Here, I have some ideas about the relation extraction.
- 1. Gene ontology modeling: Model ontology information of each paper with CRF or HMM and calculate ontology-level similarity of papers
- 2. Author modeling: Given a paper of anonymous author, how likely each author wrote it?
- 3. Source Gene info decoding: Given a paper, what gene(s) does the paper likely talk about?

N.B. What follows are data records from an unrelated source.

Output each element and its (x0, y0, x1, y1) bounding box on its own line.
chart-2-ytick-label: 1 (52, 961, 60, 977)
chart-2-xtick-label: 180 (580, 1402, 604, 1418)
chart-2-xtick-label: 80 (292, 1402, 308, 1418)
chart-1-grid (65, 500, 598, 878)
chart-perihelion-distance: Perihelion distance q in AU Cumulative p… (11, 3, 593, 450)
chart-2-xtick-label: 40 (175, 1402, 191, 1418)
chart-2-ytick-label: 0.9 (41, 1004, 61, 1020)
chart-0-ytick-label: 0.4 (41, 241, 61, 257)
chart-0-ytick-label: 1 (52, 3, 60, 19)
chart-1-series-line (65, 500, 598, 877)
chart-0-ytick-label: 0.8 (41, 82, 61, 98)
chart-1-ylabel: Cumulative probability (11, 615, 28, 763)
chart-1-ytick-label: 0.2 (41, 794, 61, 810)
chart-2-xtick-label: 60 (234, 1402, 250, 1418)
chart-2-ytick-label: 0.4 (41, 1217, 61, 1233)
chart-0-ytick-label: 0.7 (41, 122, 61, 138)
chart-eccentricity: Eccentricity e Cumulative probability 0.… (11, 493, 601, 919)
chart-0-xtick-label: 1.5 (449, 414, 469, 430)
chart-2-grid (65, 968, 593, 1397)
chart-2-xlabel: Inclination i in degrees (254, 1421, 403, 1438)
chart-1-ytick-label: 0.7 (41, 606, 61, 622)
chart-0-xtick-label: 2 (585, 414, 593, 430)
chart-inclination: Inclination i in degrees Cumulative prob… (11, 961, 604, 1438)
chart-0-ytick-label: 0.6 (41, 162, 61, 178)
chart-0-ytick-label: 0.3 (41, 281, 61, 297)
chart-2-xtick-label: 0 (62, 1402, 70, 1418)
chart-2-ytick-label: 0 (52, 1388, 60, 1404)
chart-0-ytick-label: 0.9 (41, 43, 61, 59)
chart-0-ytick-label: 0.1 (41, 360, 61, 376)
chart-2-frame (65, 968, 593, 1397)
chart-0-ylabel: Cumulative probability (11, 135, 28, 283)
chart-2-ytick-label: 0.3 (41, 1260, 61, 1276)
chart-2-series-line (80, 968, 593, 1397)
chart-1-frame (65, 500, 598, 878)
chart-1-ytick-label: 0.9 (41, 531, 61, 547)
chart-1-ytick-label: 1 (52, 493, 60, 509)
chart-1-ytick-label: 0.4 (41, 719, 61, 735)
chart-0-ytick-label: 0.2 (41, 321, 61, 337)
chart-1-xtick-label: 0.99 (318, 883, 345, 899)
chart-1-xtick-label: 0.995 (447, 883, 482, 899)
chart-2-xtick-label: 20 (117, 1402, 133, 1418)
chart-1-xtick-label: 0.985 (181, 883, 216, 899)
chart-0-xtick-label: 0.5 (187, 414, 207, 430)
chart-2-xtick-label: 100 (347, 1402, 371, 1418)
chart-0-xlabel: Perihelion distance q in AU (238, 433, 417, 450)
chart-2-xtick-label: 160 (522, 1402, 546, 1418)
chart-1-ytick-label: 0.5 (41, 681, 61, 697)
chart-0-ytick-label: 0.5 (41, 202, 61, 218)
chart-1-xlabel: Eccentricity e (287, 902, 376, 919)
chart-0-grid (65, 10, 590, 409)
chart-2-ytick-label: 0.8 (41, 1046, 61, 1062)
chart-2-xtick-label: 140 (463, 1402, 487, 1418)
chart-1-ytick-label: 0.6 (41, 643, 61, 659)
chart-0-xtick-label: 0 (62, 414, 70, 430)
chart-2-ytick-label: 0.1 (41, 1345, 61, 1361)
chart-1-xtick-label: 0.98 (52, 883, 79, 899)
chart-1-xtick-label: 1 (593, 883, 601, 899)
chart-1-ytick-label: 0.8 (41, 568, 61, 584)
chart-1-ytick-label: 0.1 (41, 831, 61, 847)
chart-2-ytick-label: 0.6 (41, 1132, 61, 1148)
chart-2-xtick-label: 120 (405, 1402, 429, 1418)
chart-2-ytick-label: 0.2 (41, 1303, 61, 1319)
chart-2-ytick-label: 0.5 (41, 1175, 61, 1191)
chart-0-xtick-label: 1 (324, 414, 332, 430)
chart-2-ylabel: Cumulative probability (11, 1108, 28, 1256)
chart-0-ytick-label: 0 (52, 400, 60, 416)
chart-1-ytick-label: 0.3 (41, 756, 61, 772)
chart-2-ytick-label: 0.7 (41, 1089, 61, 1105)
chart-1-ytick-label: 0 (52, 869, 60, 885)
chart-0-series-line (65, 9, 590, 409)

I would like to try at least one of these(or some additional) ideas. I'll write more concrete plan with the second proposal.
Why you think it is interesting
Getting a large amount of online biomedical journals is becoming easier, but it may not an easy task to organize them according to some practical concepts like content-based similarity, relation, and so on. It might be worth knowing how effectively we can automate such process with current algorithms.
Any relevant superpowers you might have
I have some programming experience and algorithm understanding for generative methods such as HMM and LDA. Also, there are many informative data source to help on the web such as:
How you plan to evaluate your work
- 1.For ontology detection, I am thinking about using online ontology dictionary and assign ground truth data for each document. Then, we separate the data into training/test and measure f-measure. Right now, I don't have a good idea to measure the goodness of document similarity measurement. We may want to use reference information or some other information which may help the evaluation.
- 2. Author modeling would be simple. We can use prediction accuracy. We may be also want to consider f-measure.
- 3. Gene info decoding would also easy. I have a database record which paper is actually related to which gene. So, we can use prediction accuracy and/or f-measure.
What techniques you plan to use
- CRF, MaxEnt, and/or HMM - Micro-level hidden ontology detection
- LDA or Correlated topic modeling - Macro-level topic modeling
What question you want to answer
- 1.1 How accurately can we detect ontologies with named entity?
- 1.2 Can we make use of the result to analyze the relationship of papers?
- 2. How accurately can we predict author names only from paper? Is there any interesting trend for among the authorships?
- 3. How accurately can we detect ontologies with named entity?
Hopefully, I'd like to try several algorithm for one or each task and compare the performance.
Detection you might work with
Although I'm thinking about doing the project alone, I'd be happy to work with anyone. I'm also happy to join other project if they want an additional member.